Despite everyone’s best intentions, we’ve been forced to accept these common frustrations, haven’t we? If you’ve used any item of technology ― ever, you’ve experienced a technological breakdown of some kind. It’s unavoidable, which means surely the most important thing I can do is be mindful about protecting the experience as a greater whole to overcome it (because we all know it’s sod’s law a tech failure will happen at the most inopportune moment possible).
How to protect the interaction
I’ll be using light as part of my exhibition to help visitors make important connections with their own feelings, and uncovering a deeply rooted story of their own is kind of the point. What if a light goes out at the exact moment it’s supposed to shine in response to someone’s touch?
Even without a point of physical connection, the problem with failing technology still lingers. Imagine this mesmerising display by urban artist, SpY, with one of the LED lights flickering.

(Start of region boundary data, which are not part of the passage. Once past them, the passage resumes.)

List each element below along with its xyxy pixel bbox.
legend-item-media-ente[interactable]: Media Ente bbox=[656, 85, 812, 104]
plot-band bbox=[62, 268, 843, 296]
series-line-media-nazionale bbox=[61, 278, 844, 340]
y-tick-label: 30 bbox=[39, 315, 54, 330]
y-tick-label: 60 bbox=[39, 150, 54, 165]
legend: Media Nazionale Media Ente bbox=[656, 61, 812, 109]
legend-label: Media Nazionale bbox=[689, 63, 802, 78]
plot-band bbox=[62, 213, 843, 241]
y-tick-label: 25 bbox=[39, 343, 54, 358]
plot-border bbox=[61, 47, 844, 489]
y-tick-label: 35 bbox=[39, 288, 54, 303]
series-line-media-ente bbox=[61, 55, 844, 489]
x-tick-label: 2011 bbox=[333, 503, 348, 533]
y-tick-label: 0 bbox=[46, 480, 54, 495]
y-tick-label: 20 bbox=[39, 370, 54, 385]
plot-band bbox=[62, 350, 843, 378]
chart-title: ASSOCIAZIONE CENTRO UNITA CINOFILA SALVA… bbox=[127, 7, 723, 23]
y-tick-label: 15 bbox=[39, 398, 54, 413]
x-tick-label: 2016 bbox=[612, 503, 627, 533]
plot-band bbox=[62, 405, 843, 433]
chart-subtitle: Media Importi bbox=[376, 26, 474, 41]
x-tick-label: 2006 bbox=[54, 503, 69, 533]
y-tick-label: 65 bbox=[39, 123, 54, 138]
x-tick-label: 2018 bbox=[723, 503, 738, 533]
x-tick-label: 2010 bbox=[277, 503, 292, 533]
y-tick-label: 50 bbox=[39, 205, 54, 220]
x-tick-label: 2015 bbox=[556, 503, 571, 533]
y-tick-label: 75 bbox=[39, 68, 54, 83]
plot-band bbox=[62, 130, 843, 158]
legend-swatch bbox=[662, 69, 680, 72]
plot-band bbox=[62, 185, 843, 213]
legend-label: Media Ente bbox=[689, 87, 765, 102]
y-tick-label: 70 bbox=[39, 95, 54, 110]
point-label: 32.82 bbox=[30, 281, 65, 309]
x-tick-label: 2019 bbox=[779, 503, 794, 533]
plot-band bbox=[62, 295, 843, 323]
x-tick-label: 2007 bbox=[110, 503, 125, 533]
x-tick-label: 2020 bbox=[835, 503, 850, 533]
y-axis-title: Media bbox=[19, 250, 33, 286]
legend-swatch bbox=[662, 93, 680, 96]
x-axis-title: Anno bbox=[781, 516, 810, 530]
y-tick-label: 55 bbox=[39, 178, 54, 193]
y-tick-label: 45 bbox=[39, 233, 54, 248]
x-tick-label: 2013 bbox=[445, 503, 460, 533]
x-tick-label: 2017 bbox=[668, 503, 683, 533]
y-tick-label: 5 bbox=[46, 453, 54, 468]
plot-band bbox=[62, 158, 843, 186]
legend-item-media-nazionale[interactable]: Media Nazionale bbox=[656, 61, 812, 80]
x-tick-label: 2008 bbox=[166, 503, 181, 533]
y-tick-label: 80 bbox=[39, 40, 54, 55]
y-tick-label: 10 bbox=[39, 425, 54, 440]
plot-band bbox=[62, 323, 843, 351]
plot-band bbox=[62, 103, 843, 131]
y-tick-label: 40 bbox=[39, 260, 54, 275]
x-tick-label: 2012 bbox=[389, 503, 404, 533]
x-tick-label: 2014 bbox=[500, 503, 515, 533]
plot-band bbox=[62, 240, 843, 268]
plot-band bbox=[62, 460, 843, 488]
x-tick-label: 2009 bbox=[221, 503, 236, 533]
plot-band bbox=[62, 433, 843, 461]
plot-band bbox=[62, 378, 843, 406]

At best: It’s an annoying distraction.
At worst: Your absorption = broken altogether.
Examining the potential issues is a stark reminder to keep things simple. To work on art that can be easily fixed. On a fluid experience the audience can involve themselves in without putting too much pressure on yourself as the creator.
You can only control what you can control
I repeat this to myself quite often as a reminder you can’t control the uncontrollable, but there’s more in the immersive context.
Beyond the flashing lights and the huge screens and the music and experience, I’d hope to uncover the simplest of ideas behind an artistic creation. Like this one, from A Couple (of swings) by artist Mona Hatoum. The Herbert Art Gallery hangs a sign next to her installation that reads:
“A pair of glass swings, suspended from the ceiling by chains, face each other as a visual metaphor for the fragility of togetherness. If either was used, they would both shatter.”Review by Leigh Mencarini
The idea that the swings collide is as impactful as the moment Del Boy and Rodney destroy the chandelier in Only Fools and Horses.
I stared at these two swings for ages… No matter which way you imagine them moving, Mona Hatoum has got you. You can’t deny the risk and sense of fragility she wants you to feel 🤌 *chef’s kiss*
This whole installation is a magic spell, woven out of the simplest notion.
Managing tech (and managing without)
With the best will and experience in the world, technology will always be temperamental.
My kind of immersive releases something from deep within your psyche and it’s not the tech alone that encourages this to unfold. It’s a focus on our humanity we rarely get to stop and hold hands with in this crazy world we live in. With the rise of AI, we have to explore and celebrate our human strengths even more, and an immersive experience enhanced by, but not dependent on technology has the potential to leave visitors a little bit cosmically altered by their experience.
What truer value can there be to a work of immersive art than one that stirs your soul and stays nestled like a jewel in your memory bank, potentially forever.
There’s so much enjoyable immersive art centred on technology, but I see others asking the same question: Where do we go beyond that, now the tech has been explored and becomes established?
In the end, it’s the communal strength of our human spirit that can’t be broken or be snuffed out.